On parental pressure-
"They judged me by my grades, year after year my parents were proud of the results, they believed I was not only an irreproachable student but also an exemplary friend, the most intelligent and brightest boy, and the one most famous for his congeniality. Or, as my grandmother would say: "The perfect kid."
"...the truth was just the opposite. I seemed to be that way because I did not have the courage and sense of independence of my brother Luis Enrique, who did only what he wanted to do. And who without a doubt would achieve a happiness that is not what one desires for one's children but is what allows them to survive the immoderate affections, the irrational fears, and the joyful expectations of their parents." (pg 237)

On Franz Kafka's The Metamorphosis-
"These were mysterious books whose dangerous precipices were not only different from but often contrary to everything I had known until then. It was not necessary to demonstrate facts: it was enough for the author to have written something for it to be true, with no proof other than the power of his talent and the authority of his voice. It was Scheherazade all over again, not in her millenary world where everything was possible but in another irreparable world where everything had already been lost." (pg 247-48)

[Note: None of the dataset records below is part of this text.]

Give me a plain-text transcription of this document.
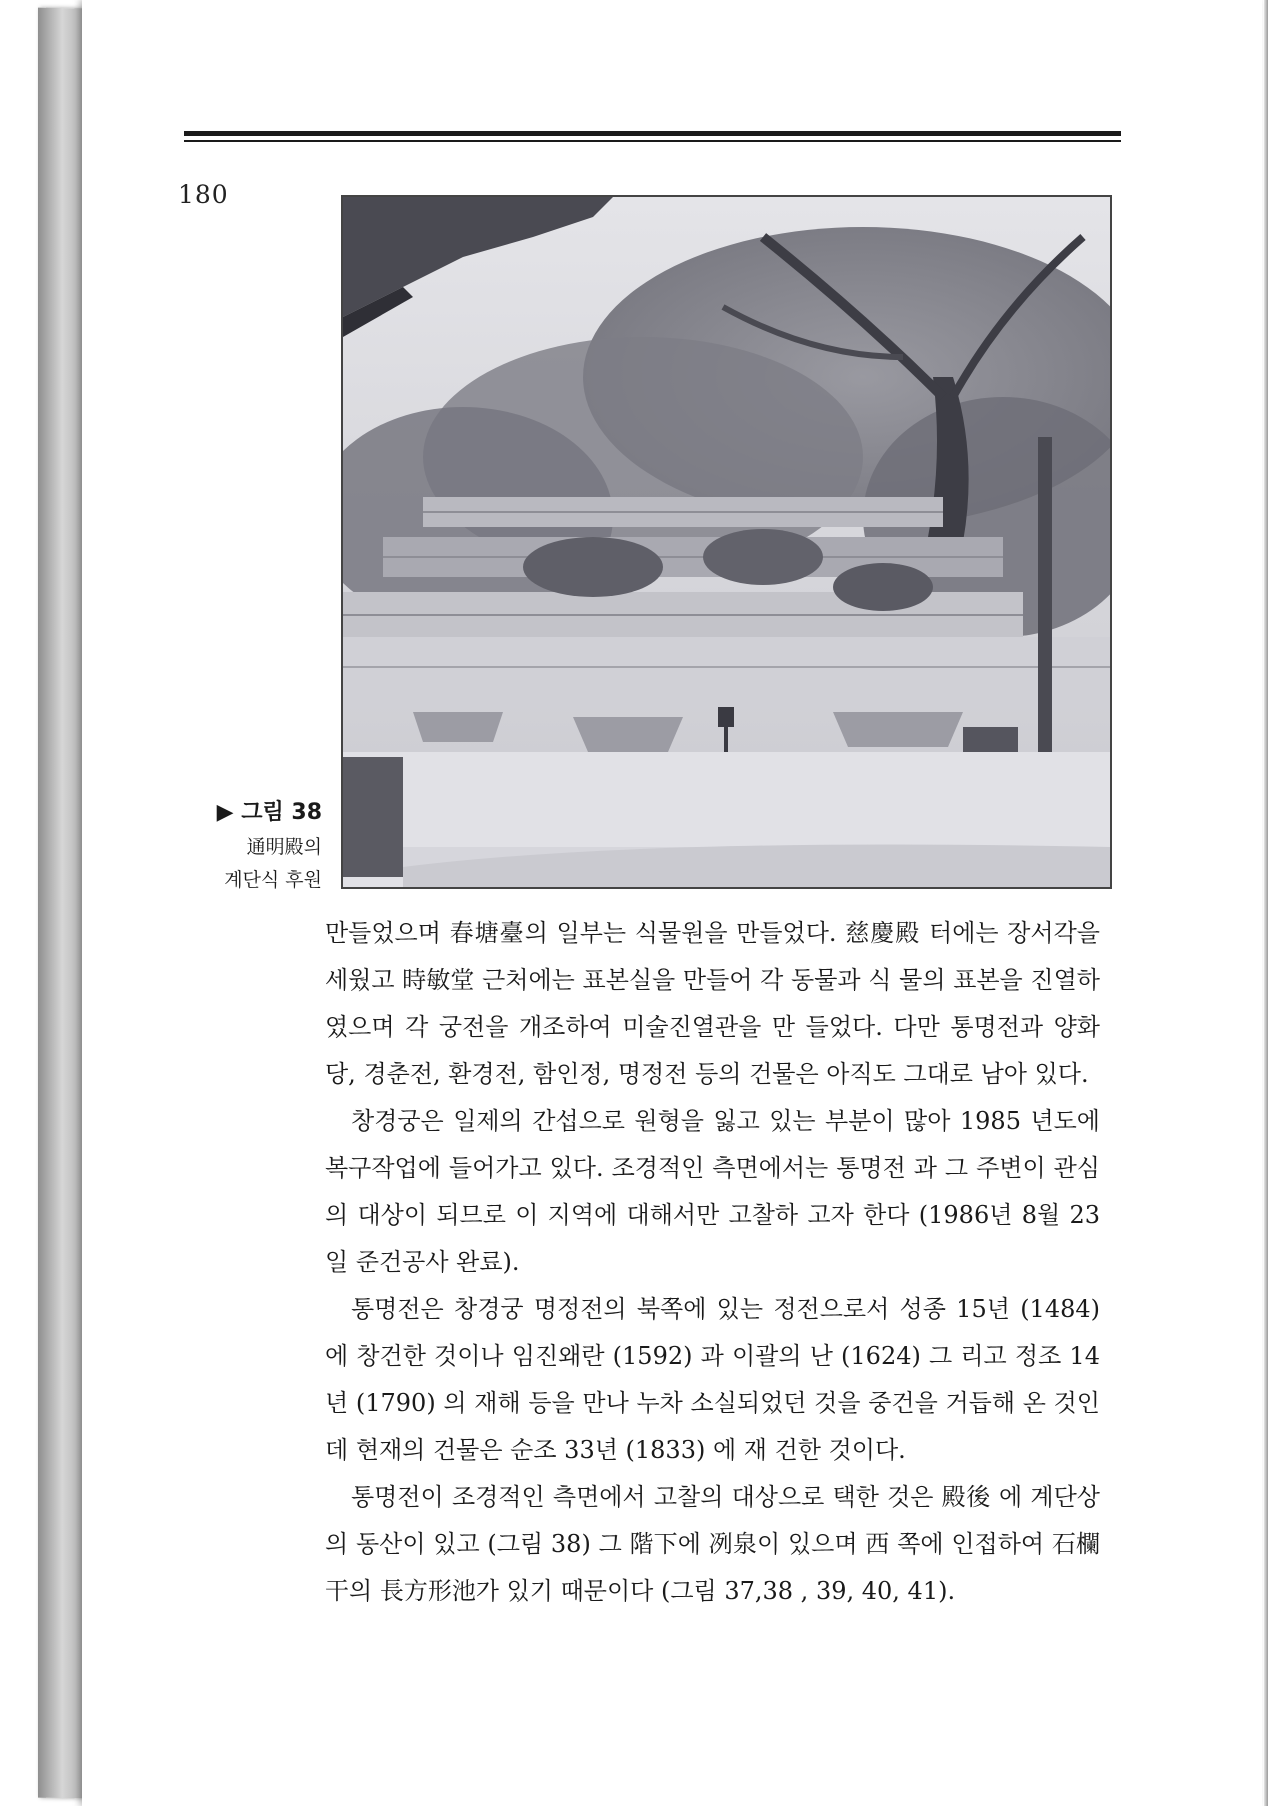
180
▶ 그림 38
通明殿의
계단식 후원

만들었으며 春塘臺의 일부는 식물원을 만들었다. 慈慶殿 터에는 장서각을 세웠고 時敏堂 근처에는 표본실을 만들어 각 동물과 식 물의 표본을 진열하였으며 각 궁전을 개조하여 미술진열관을 만 들었다. 다만 통명전과 양화당, 경춘전, 환경전, 함인정, 명정전 등의 건물은 아직도 그대로 남아 있다.

창경궁은 일제의 간섭으로 원형을 잃고 있는 부분이 많아 1985 년도에 복구작업에 들어가고 있다. 조경적인 측면에서는 통명전 과 그 주변이 관심의 대상이 되므로 이 지역에 대해서만 고찰하 고자 한다 (1986년 8월 23일 준건공사 완료).

통명전은 창경궁 명정전의 북쪽에 있는 정전으로서 성종 15년 (1484) 에 창건한 것이나 임진왜란 (1592) 과 이괄의 난 (1624) 그 리고 정조 14년 (1790) 의 재해 등을 만나 누차 소실되었던 것을 중건을 거듭해 온 것인데 현재의 건물은 순조 33년 (1833) 에 재 건한 것이다.

통명전이 조경적인 측면에서 고찰의 대상으로 택한 것은 殿後 에 계단상의 동산이 있고 (그림 38) 그 階下에 冽泉이 있으며 西 쪽에 인접하여 石欄干의 長方形池가 있기 때문이다 (그림 37,38 , 39, 40, 41).
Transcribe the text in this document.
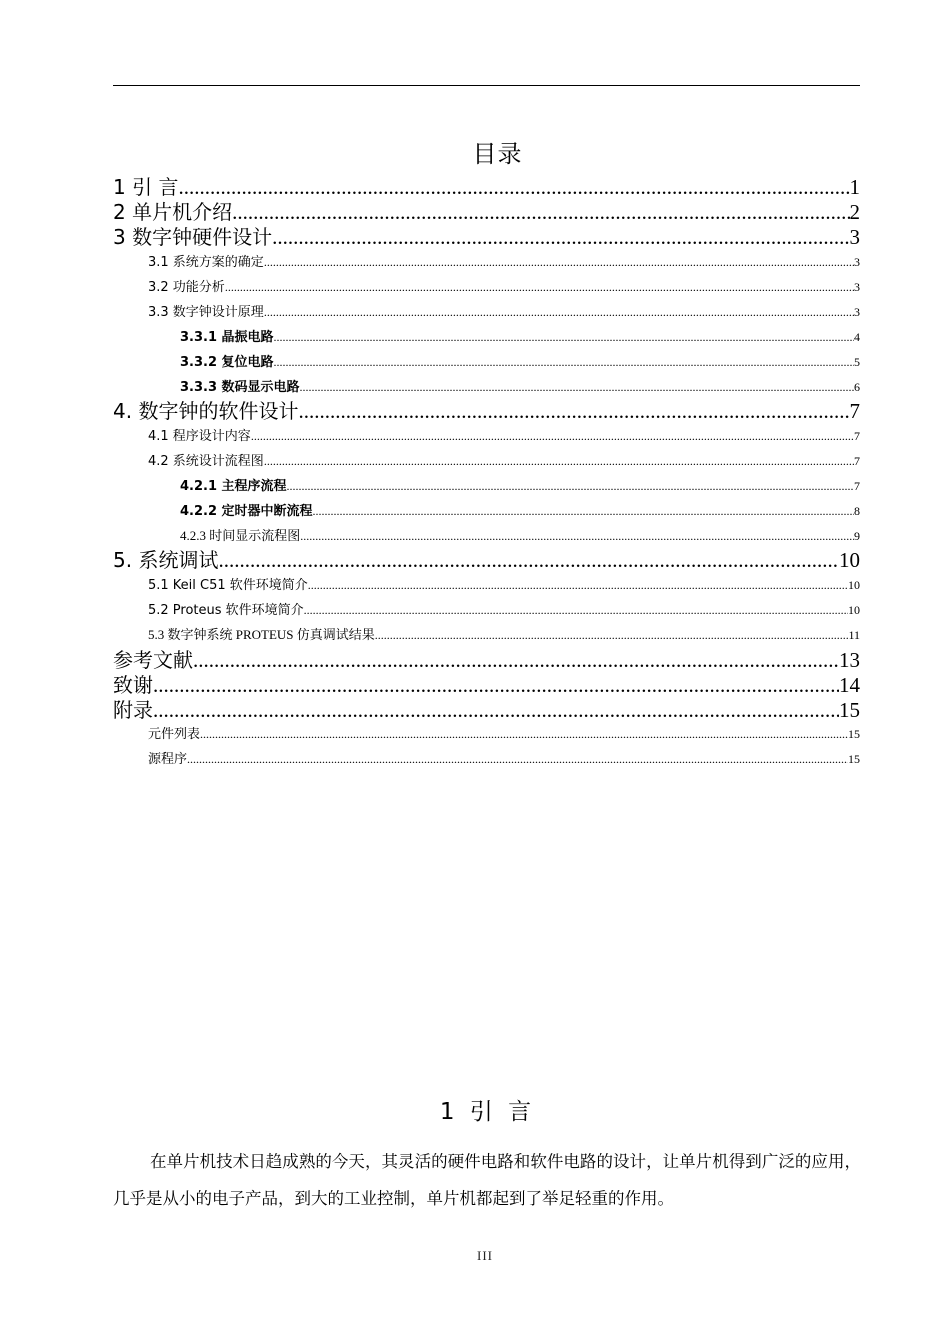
目录
1 引 言 .....	1
2 单片机介绍 .....	2
3 数字钟硬件设计 .....	3
3.1 系统方案的确定 .....	3
3.2 功能分析 .....	3
3.3 数字钟设计原理 .....	3
3.3.1 晶振电路 .....	4
3.3.2 复位电路 .....	5
3.3.3 数码显示电路 .....	6
4. 数字钟的软件设计 .....	7
4.1 程序设计内容 .....	7
4.2 系统设计流程图 .....	7
4.2.1 主程序流程 .....	7
4.2.2 定时器中断流程 .....	8
4.2.3 时间显示流程图 .....	9
5. 系统调试 .....	10
5.1 Keil C51 软件环境简介 .....	10
5.2 Proteus 软件环境简介 .....	10
5.3 数字钟系统 PROTEUS 仿真调试结果 .....	11
参考文献 .....	13
致谢 .....	14
附录 .....	15
元件列表 .....	15
源程序 .....	15
1 引 言
在单片机技术日趋成熟的今天，其灵活的硬件电路和软件电路的设计，让单片机得到广泛的应用，几乎是从小的电子产品，到大的工业控制，单片机都起到了举足轻重的作用。
III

Praise for Marquez's story published in El Espectador-
"In the imagination everything can happen, but knowing how to show with naturalness, simplicity, and without fuss the pearl produced there is not something that all twenty-year-old boys just beginning their relationship with letters can accomplish." (pg 251)

On his failed attempt at crime reporting at El Espectador-
"...crime reporting, so well established among readers, was a difficult specialization that required a certain kind of character and an impregnable heart. I never attempted it again." (pg 436)

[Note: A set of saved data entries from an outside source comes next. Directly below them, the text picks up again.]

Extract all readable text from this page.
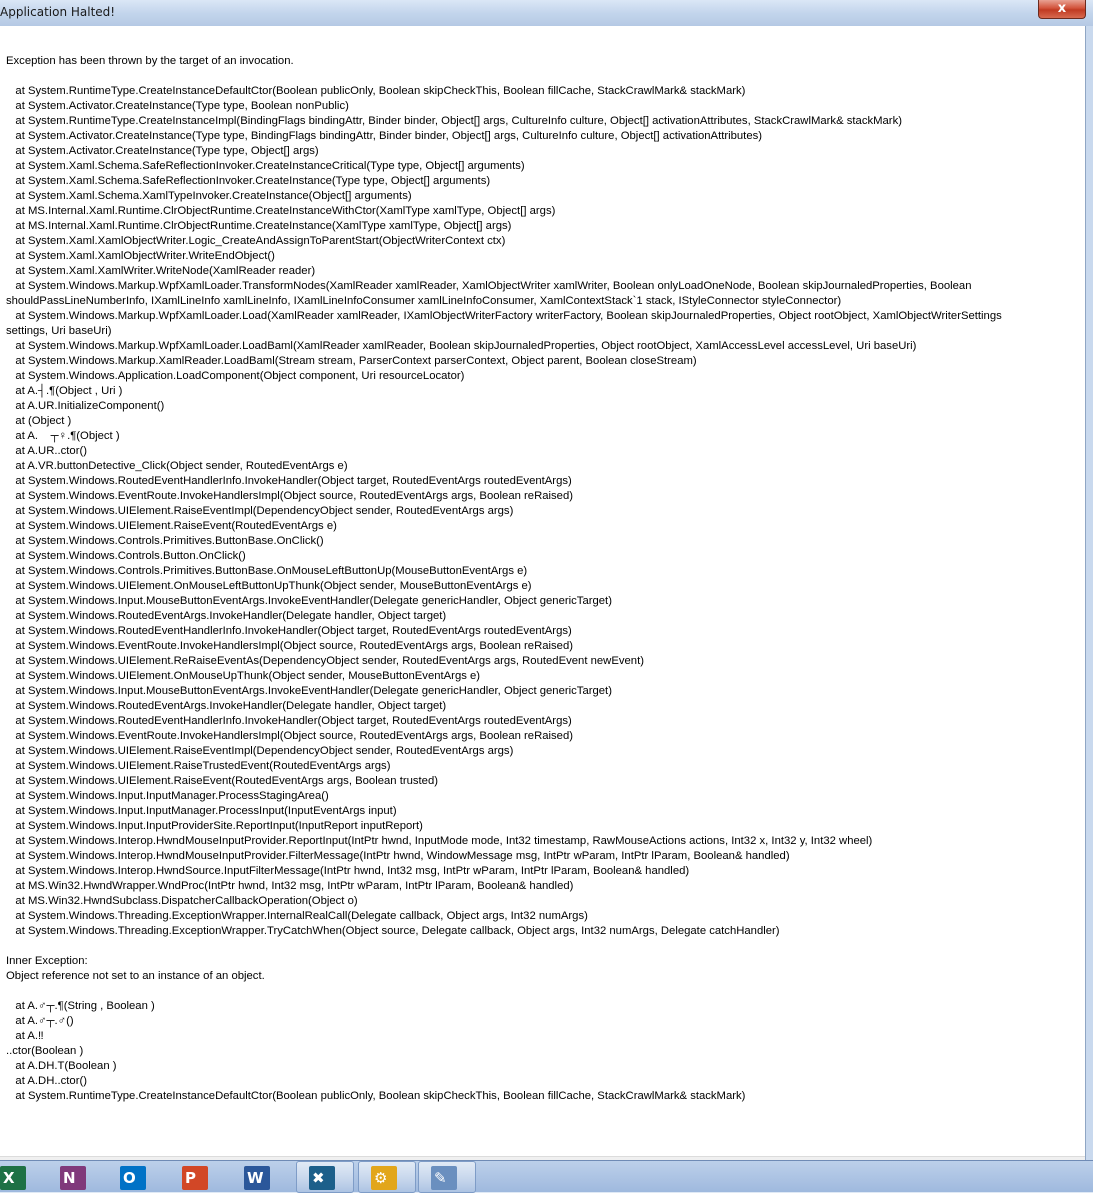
Application Halted!	x
Exception has been thrown by the target of an invocation.
at System.RuntimeType.CreateInstanceDefaultCtor(Boolean publicOnly, Boolean skipCheckThis, Boolean fillCache, StackCrawlMark& stackMark)
at System.Activator.CreateInstance(Type type, Boolean nonPublic)
at System.RuntimeType.CreateInstanceImpl(BindingFlags bindingAttr, Binder binder, Object[] args, CultureInfo culture, Object[] activationAttributes, StackCrawlMark& stackMark)
at System.Activator.CreateInstance(Type type, BindingFlags bindingAttr, Binder binder, Object[] args, CultureInfo culture, Object[] activationAttributes)
at System.Activator.CreateInstance(Type type, Object[] args)
at System.Xaml.Schema.SafeReflectionInvoker.CreateInstanceCritical(Type type, Object[] arguments)
at System.Xaml.Schema.SafeReflectionInvoker.CreateInstance(Type type, Object[] arguments)
at System.Xaml.Schema.XamlTypeInvoker.CreateInstance(Object[] arguments)
at MS.Internal.Xaml.Runtime.ClrObjectRuntime.CreateInstanceWithCtor(XamlType xamlType, Object[] args)
at MS.Internal.Xaml.Runtime.ClrObjectRuntime.CreateInstance(XamlType xamlType, Object[] args)
at System.Xaml.XamlObjectWriter.Logic_CreateAndAssignToParentStart(ObjectWriterContext ctx)
at System.Xaml.XamlObjectWriter.WriteEndObject()
at System.Xaml.XamlWriter.WriteNode(XamlReader reader)
at System.Windows.Markup.WpfXamlLoader.TransformNodes(XamlReader xamlReader, XamlObjectWriter xamlWriter, Boolean onlyLoadOneNode, Boolean skipJournaledProperties, Boolean
shouldPassLineNumberInfo, IXamlLineInfo xamlLineInfo, IXamlLineInfoConsumer xamlLineInfoConsumer, XamlContextStack`1 stack, IStyleConnector styleConnector)
at System.Windows.Markup.WpfXamlLoader.Load(XamlReader xamlReader, IXamlObjectWriterFactory writerFactory, Boolean skipJournaledProperties, Object rootObject, XamlObjectWriterSettings
settings, Uri baseUri)
at System.Windows.Markup.WpfXamlLoader.LoadBaml(XamlReader xamlReader, Boolean skipJournaledProperties, Object rootObject, XamlAccessLevel accessLevel, Uri baseUri)
at System.Windows.Markup.XamlReader.LoadBaml(Stream stream, ParserContext parserContext, Object parent, Boolean closeStream)
at System.Windows.Application.LoadComponent(Object component, Uri resourceLocator)
at A.┤.¶(Object , Uri )
at A.UR.InitializeComponent()
at (Object )
at A.    ┬♀.¶(Object )
at A.UR..ctor()
at A.VR.buttonDetective_Click(Object sender, RoutedEventArgs e)
at System.Windows.RoutedEventHandlerInfo.InvokeHandler(Object target, RoutedEventArgs routedEventArgs)
at System.Windows.EventRoute.InvokeHandlersImpl(Object source, RoutedEventArgs args, Boolean reRaised)
at System.Windows.UIElement.RaiseEventImpl(DependencyObject sender, RoutedEventArgs args)
at System.Windows.UIElement.RaiseEvent(RoutedEventArgs e)
at System.Windows.Controls.Primitives.ButtonBase.OnClick()
at System.Windows.Controls.Button.OnClick()
at System.Windows.Controls.Primitives.ButtonBase.OnMouseLeftButtonUp(MouseButtonEventArgs e)
at System.Windows.UIElement.OnMouseLeftButtonUpThunk(Object sender, MouseButtonEventArgs e)
at System.Windows.Input.MouseButtonEventArgs.InvokeEventHandler(Delegate genericHandler, Object genericTarget)
at System.Windows.RoutedEventArgs.InvokeHandler(Delegate handler, Object target)
at System.Windows.RoutedEventHandlerInfo.InvokeHandler(Object target, RoutedEventArgs routedEventArgs)
at System.Windows.EventRoute.InvokeHandlersImpl(Object source, RoutedEventArgs args, Boolean reRaised)
at System.Windows.UIElement.ReRaiseEventAs(DependencyObject sender, RoutedEventArgs args, RoutedEvent newEvent)
at System.Windows.UIElement.OnMouseUpThunk(Object sender, MouseButtonEventArgs e)
at System.Windows.Input.MouseButtonEventArgs.InvokeEventHandler(Delegate genericHandler, Object genericTarget)
at System.Windows.RoutedEventArgs.InvokeHandler(Delegate handler, Object target)
at System.Windows.RoutedEventHandlerInfo.InvokeHandler(Object target, RoutedEventArgs routedEventArgs)
at System.Windows.EventRoute.InvokeHandlersImpl(Object source, RoutedEventArgs args, Boolean reRaised)
at System.Windows.UIElement.RaiseEventImpl(DependencyObject sender, RoutedEventArgs args)
at System.Windows.UIElement.RaiseTrustedEvent(RoutedEventArgs args)
at System.Windows.UIElement.RaiseEvent(RoutedEventArgs args, Boolean trusted)
at System.Windows.Input.InputManager.ProcessStagingArea()
at System.Windows.Input.InputManager.ProcessInput(InputEventArgs input)
at System.Windows.Input.InputProviderSite.ReportInput(InputReport inputReport)
at System.Windows.Interop.HwndMouseInputProvider.ReportInput(IntPtr hwnd, InputMode mode, Int32 timestamp, RawMouseActions actions, Int32 x, Int32 y, Int32 wheel)
at System.Windows.Interop.HwndMouseInputProvider.FilterMessage(IntPtr hwnd, WindowMessage msg, IntPtr wParam, IntPtr lParam, Boolean& handled)
at System.Windows.Interop.HwndSource.InputFilterMessage(IntPtr hwnd, Int32 msg, IntPtr wParam, IntPtr lParam, Boolean& handled)
at MS.Win32.HwndWrapper.WndProc(IntPtr hwnd, Int32 msg, IntPtr wParam, IntPtr lParam, Boolean& handled)
at MS.Win32.HwndSubclass.DispatcherCallbackOperation(Object o)
at System.Windows.Threading.ExceptionWrapper.InternalRealCall(Delegate callback, Object args, Int32 numArgs)
at System.Windows.Threading.ExceptionWrapper.TryCatchWhen(Object source, Delegate callback, Object args, Int32 numArgs, Delegate catchHandler)
Inner Exception:
Object reference not set to an instance of an object.
at A.♂┬.¶(String , Boolean )
at A.♂┬.♂()
at A.‼
..ctor(Boolean )
at A.DH.T(Boolean )
at A.DH..ctor()
at System.RuntimeType.CreateInstanceDefaultCtor(Boolean publicOnly, Boolean skipCheckThis, Boolean fillCache, StackCrawlMark& stackMark)
X	N	O	P	W	✖	⚙	✎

It is not hard to imagine Marquez failing at crime reporting. This master storyteller is a softie. The one quality to me that stands out in his writings is the unmistakable humanity, the heart, and the feeling.

So much is written about the device of magic realism he employs in his works. I think it is the grace and intensity in every sentence that he writes that makes it possible for him to effortlessly blend the everyday stuff with the miraculous.

In his Nobel Prize acceptance speech Marquez sought to draw attention to the significance of his writing as something more than merely its literary expression.

Here is what he said in that speech-
"I dare to think that it is this outsized reality, and not just its literary expression, that has deserved the attention of the Swedish Academy of Letters. A reality not of paper, but one that lives within us and determines each instant of our countless daily deaths, and that nourishes a source of insatiable creativity, full of sorrow and beauty, of which this roving and nostalgic Colombian is but one cipher more, singled out by fortune. Poets and beggars, musicians and prophets, warriors and scoundrels, all creatures of that unbridled reality, we have had to ask but little of imagination, for our crucial problem has been a lack of conventional means to render our lives believable. This, my friends, is the crux of our solitude."